The British Army, led by the likes of Lord Horatio Kitchener of Khartoum fame, not only burned most of the enemy’s farmhouses but herded thousands of people, in particular Boer women and children, into what Kitchener called concentration camps. What is sometimes overlooked is the camps also contained many blacks, including servants and their children.
It was this appalling situation that an upper-class Englishwoman, Emily Hobhouse, travelled alone to South Africa to investigate. She soon discovered that in most of the camps the conditions were atrocious, with inmates dead or dying. In his provocative book, ‘The Compassionate Englishwoman: Emily Hobhouse in the Boer War’, Robert Eales explains how Hobhouse arrived with glowing references of introduction to the high commissioner for South Africa, Sir Alfred Milner. In turn Milner recommended her to the local military authorities, which saw her gain access to the camps.
As Eales aptly puts it: “If Milner recommended her, if she had come with an introduction from her aunt, Lady Mary Hobhouse, it meant that she was one of them, an Englishwoman of social standing, a person who could be expected to say and do what was best for the establishment, best for England, best for the advancement of the Empire.
Well-mapped, thoroughly researched and clearly indexed, ‘The Compassionate Englishwoman’ charts the development of Hobhouse’s initially humanitarian mission to one increasingly encompassing political agitation and advocacy. This occurred not only in southern Africa but also with the British government, including Kitchener’s avid supporter, colonial secretary Joseph Chamberlain.
After having unsuccessfully urged people of influence in South Africa to provide better care and support for those in the camps, in May 1901 Hobhouse returned to London to plead the case that immediate action be taken by imperial authorities. But she was in for a rude surprise. As Eales explains, she not only met with studied indifference by the British government but, initially at least, was attacked in the press as a disloyal do-gooder.
Although, ultimately, Hobhouse’s courageous advocacy saved many lives, while she was in England thousands of camp inmates were suffering and dying. The exact number of fatalities remains in dispute, but it seems likely that at least 42,000 died: almost 28,000 whites and 14,000 blacks. Of the white deaths, about 22,000 were children and 4000 were women. More than 80 per cent of the black deaths were children.

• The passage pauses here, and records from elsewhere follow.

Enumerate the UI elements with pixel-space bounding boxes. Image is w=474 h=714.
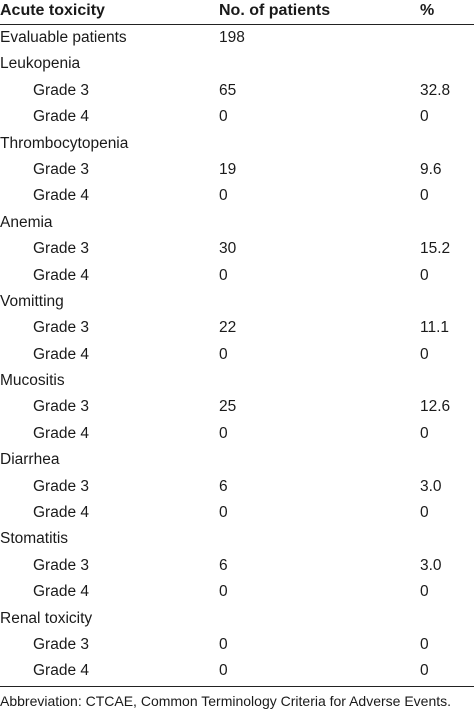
grade-label: Grade 3 (33, 160, 90, 178)
grade-label: Grade 4 (33, 424, 90, 442)
category-label: Renal toxicity (0, 609, 93, 627)
patient-count: 0 (219, 108, 228, 126)
percentage: 12.6 (420, 398, 451, 416)
patient-count: 22 (219, 319, 237, 337)
grade-label: Grade 3 (33, 477, 90, 495)
percentage: 3.0 (420, 556, 442, 574)
category-label: Leukopenia (0, 55, 81, 73)
patient-count: 198 (219, 29, 245, 46)
table-row: Grade 3 25 12.6 (0, 394, 474, 420)
table-row: Grade 4 0 0 (0, 263, 474, 289)
table-row: Vomitting (0, 289, 474, 315)
table-row: Leukopenia (0, 51, 474, 77)
table-row: Renal toxicity (0, 606, 474, 632)
table-body: Evaluable patients 198 Leukopenia Grade 3 65… (0, 25, 474, 685)
grade-label: Grade 3 (33, 319, 90, 337)
category-label: Diarrhea (0, 451, 60, 469)
percentage: 0 (420, 266, 429, 284)
table-row: Anemia (0, 210, 474, 236)
table-row: Grade 4 0 0 (0, 183, 474, 209)
patient-count: 0 (219, 345, 228, 363)
table-row: Stomatitis (0, 526, 474, 552)
grade-label: Grade 4 (33, 662, 90, 680)
category-label: Thrombocytopenia (0, 134, 129, 152)
category-label: Anemia (0, 213, 53, 231)
percentage: 15.2 (420, 240, 451, 258)
percentage: 3.0 (420, 477, 442, 495)
table-row: Diarrhea (0, 447, 474, 473)
patient-count: 0 (219, 583, 228, 601)
grade-label: Grade 4 (33, 504, 90, 522)
table-row: Grade 3 22 11.1 (0, 315, 474, 341)
table-row: Grade 3 6 3.0 (0, 553, 474, 579)
category-label: Stomatitis (0, 530, 69, 548)
patient-count: 0 (219, 187, 228, 205)
patient-count: 25 (219, 398, 237, 416)
patient-count: 0 (219, 504, 228, 522)
table-row: Evaluable patients 198 (0, 25, 474, 51)
patient-count: 19 (219, 160, 237, 178)
grade-label: Grade 4 (33, 108, 90, 126)
percentage: 11.1 (420, 319, 450, 337)
patient-count: 0 (219, 662, 228, 680)
category-label: Mucositis (0, 372, 65, 390)
percentage: 0 (420, 187, 429, 205)
grade-label: Grade 4 (33, 187, 90, 205)
percentage: 32.8 (420, 81, 451, 99)
header-acute-toxicity: Acute toxicity (0, 2, 105, 19)
percentage: 9.6 (420, 160, 442, 178)
table-row: Grade 4 0 0 (0, 342, 474, 368)
grade-label: Grade 4 (33, 583, 90, 601)
grade-label: Grade 3 (33, 635, 90, 653)
grade-label: Grade 3 (33, 398, 90, 416)
table-row: Grade 4 0 0 (0, 500, 474, 526)
grade-label: Grade 3 (33, 81, 90, 99)
category-label: Evaluable patients (0, 29, 127, 46)
patient-count: 6 (219, 477, 228, 495)
percentage: 0 (420, 635, 429, 653)
table-row: Grade 3 19 9.6 (0, 157, 474, 183)
grade-label: Grade 3 (33, 240, 90, 258)
grade-label: Grade 3 (33, 556, 90, 574)
percentage: 0 (420, 662, 429, 680)
percentage: 0 (420, 583, 429, 601)
table-row: Grade 4 0 0 (0, 579, 474, 605)
table-row: Grade 3 30 15.2 (0, 236, 474, 262)
table-row: Grade 4 0 0 (0, 658, 474, 684)
table-row: Grade 3 65 32.8 (0, 78, 474, 104)
patient-count: 0 (219, 424, 228, 442)
percentage: 0 (420, 424, 429, 442)
table-row: Thrombocytopenia (0, 131, 474, 157)
percentage: 0 (420, 108, 429, 126)
percentage: 0 (420, 345, 429, 363)
footer-divider (0, 686, 474, 687)
table-row: Mucositis (0, 368, 474, 394)
table-row: Grade 4 0 0 (0, 421, 474, 447)
grade-label: Grade 4 (33, 266, 90, 284)
category-label: Vomitting (0, 292, 64, 310)
table-row: Grade 3 6 3.0 (0, 474, 474, 500)
table-header-row: Acute toxicity No. of patients % (0, 0, 474, 25)
patient-count: 0 (219, 266, 228, 284)
grade-label: Grade 4 (33, 345, 90, 363)
table-row: Grade 3 0 0 (0, 632, 474, 658)
patient-count: 65 (219, 81, 237, 99)
table-row: Grade 4 0 0 (0, 104, 474, 130)
patient-count: 30 (219, 240, 237, 258)
patient-count: 6 (219, 556, 228, 574)
percentage: 0 (420, 504, 429, 522)
patient-count: 0 (219, 635, 228, 653)
header-no-of-patients: No. of patients (219, 2, 331, 19)
header-percent: % (420, 2, 435, 19)
table-footnote: Abbreviation: CTCAE, Common Terminology … (0, 693, 452, 709)
toxicity-table: Acute toxicity No. of patients % Evaluab… (0, 0, 474, 685)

To put the effects of the war into perspective, at the start of the conflict the total Boer population of the two republics was about 195,000. The grim reality is that about 14 per cent of that population died in the camps. The fatality rate for younger children was horrific. In the Orange River Camp, for example, hardly any in their first year of life survived.

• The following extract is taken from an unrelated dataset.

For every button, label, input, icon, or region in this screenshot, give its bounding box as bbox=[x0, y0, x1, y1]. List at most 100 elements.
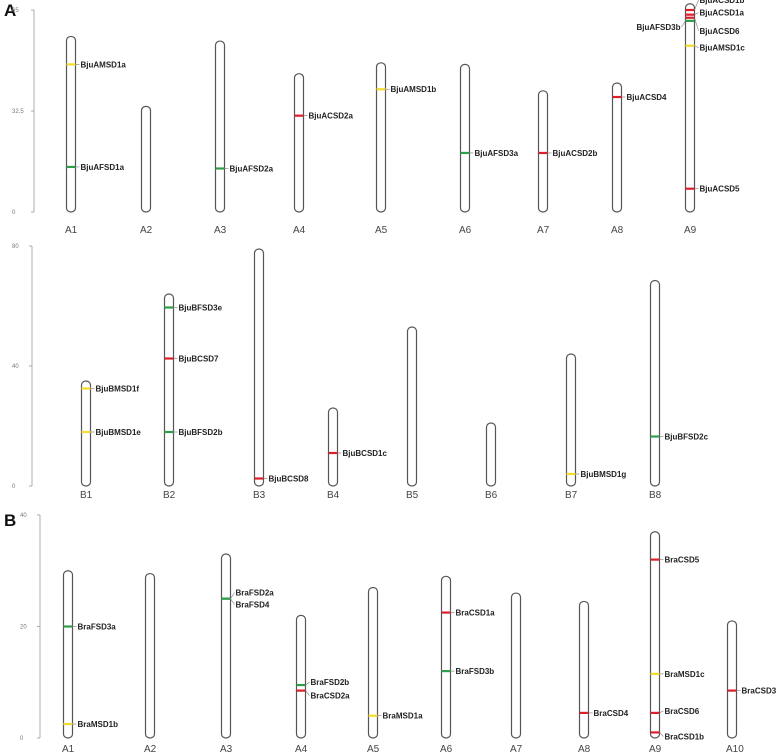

In the white camps, the highest mortality rate occurred during Hobhouse’s brief second voyage to South Africa. In the terrible month of October 1901, 2.9 per cent of camp occupants in Cape Town died. This represented an annual fatality rate of more than one-third. The situation in the black camps was even worse.
All of this might not have happened if, at the end of May 1901 when Hobhouse returned to England to raise the alarm, the British government had listened. Indeed, it is hard to disagree with the author of this compelling book that this “is where the deepest tragedy lies and from which the greatest culpability arises.
Eales’s thoroughly researched book is beautifully written, with a grand sense of geography. In particular, it evokes powerfully and precisely what it was like for a courageous EngÃ‚Âlishwoman to travel on her own in South Africa’s vast, sparsely populated veldt, often while warfare was raging.
Notwithstanding the 1980 Australian movie ‘Breaker Morant’, the South African war is largely forgotten. But there are some of us who can recall people who served in the conflict. My maternal grandfather, George Beecher, was one of the first batch of Australian soldiers injured fighting against the Boers. Poppa told me that, one day in the veldt, he was so hungry that he ate a goose and 26 oranges. He also confided that, while in hospital, he took out his false teeth and snapped them at the blacks (though he used a more derogatory word) who ran away in fear. As a young child, I found this highly amusing. Yet Poppa’s anecdotes hid some terrible truths. This fine book helps us to face them.
Ross Fitzgerald is emeritus professor of history and politics at Griffith University.
The Weekend Australian, March 14-15, 2015, review, Books p 22.